My eyes blinked, turning my eyes to look at him. The eyes I missed were staring at me. Oh, my God, what do I do now. "Eum... And vou? You okay?" my many.
He smiled knot. "I'm not good. How am I gonna be okay if I can't see my brother every day?" from the tone of his speech implied pain.
"Jo.." call me shrewd. I just don't want him to go back to remembering the past, even though now I'm still stuck in the past with his memories.
"Yes I know" he said, looking down and typing a report for Nick.
Sorry if I let you down, I said in my heart. Not feeling the tear flowed, I quickly pushed aside and removed his tracks. "If you're done, you can leave him. Let me do the rest" I said as I tidied up some of the files that I finally finished also working on. I tidied up my report files, then put them on Nick's desk and watched what Jonathan was doing. Is what he did right or not?
"What if we elope?" stare at it while staring at me.

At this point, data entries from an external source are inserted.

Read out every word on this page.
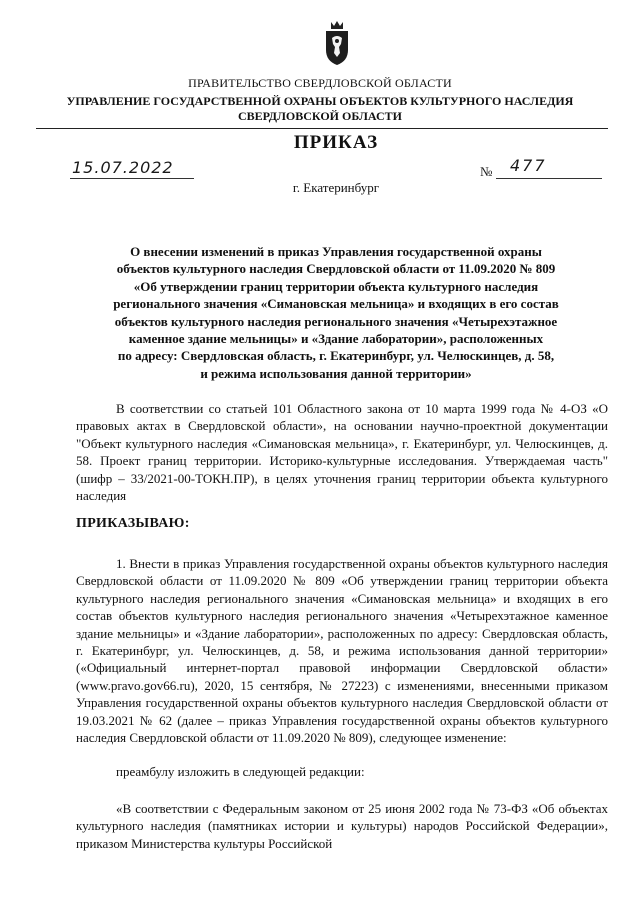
ПРАВИТЕЛЬСТВО СВЕРДЛОВСКОЙ ОБЛАСТИ
УПРАВЛЕНИЕ ГОСУДАРСТВЕННОЙ ОХРАНЫ ОБЪЕКТОВ КУЛЬТУРНОГО НАСЛЕДИЯ
СВЕРДЛОВСКОЙ ОБЛАСТИ
ПРИКАЗ
15.07.2022	№ 477
г. Екатеринбург
О внесении изменений в приказ Управления государственной охраны
объектов культурного наследия Свердловской области от 11.09.2020 № 809
«Об утверждении границ территории объекта культурного наследия
регионального значения «Симановская мельница» и входящих в его состав
объектов культурного наследия регионального значения «Четырехэтажное
каменное здание мельницы» и «Здание лаборатории», расположенных
по адресу: Свердловская область, г. Екатеринбург, ул. Челюскинцев, д. 58,
и режима использования данной территории»
В соответствии со статьей 101 Областного закона от 10 марта 1999 года № 4-ОЗ «О правовых актах в Свердловской области», на основании научно-проектной документации "Объект культурного наследия «Симановская мельница», г. Екатеринбург, ул. Челюскинцев, д. 58. Проект границ территории. Историко-культурные исследования. Утверждаемая часть" (шифр – 33/2021-00-ТОКН.ПР), в целях уточнения границ территории объекта культурного наследия
ПРИКАЗЫВАЮ:
1. Внести в приказ Управления государственной охраны объектов культурного наследия Свердловской области от 11.09.2020 № 809 «Об утверждении границ территории объекта культурного наследия регионального значения «Симановская мельница» и входящих в его состав объектов культурного наследия регионального значения «Четырехэтажное каменное здание мельницы» и «Здание лаборатории», расположенных по адресу: Свердловская область, г. Екатеринбург, ул. Челюскинцев, д. 58, и режима использования данной территории» («Официальный интернет-портал правовой информации Свердловской области» (www.pravo.gov66.ru), 2020, 15 сентября, № 27223) с изменениями, внесенными приказом Управления государственной охраны объектов культурного наследия Свердловской области от 19.03.2021 № 62 (далее – приказ Управления государственной охраны объектов культурного наследия Свердловской области от 11.09.2020 № 809), следующее изменение:
преамбулу изложить в следующей редакции:
«В соответствии с Федеральным законом от 25 июня 2002 года № 73-ФЗ «Об объектах культурного наследия (памятниках истории и культуры) народов Российской Федерации», приказом Министерства культуры Российской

My eyes are rounded. "What?" I couldn't believe the words that had just slid free from Jonathan's mouth.
"I'm not sure I can keep going like this. I can go back to my world before I know my brother, but I'm not sure what kind of trouble I'm going to have. So, will you elope with me" she said, looking so frustrated with the reality of her life.
"You crazy?" I screamed for a moment at Jonathan's invitation.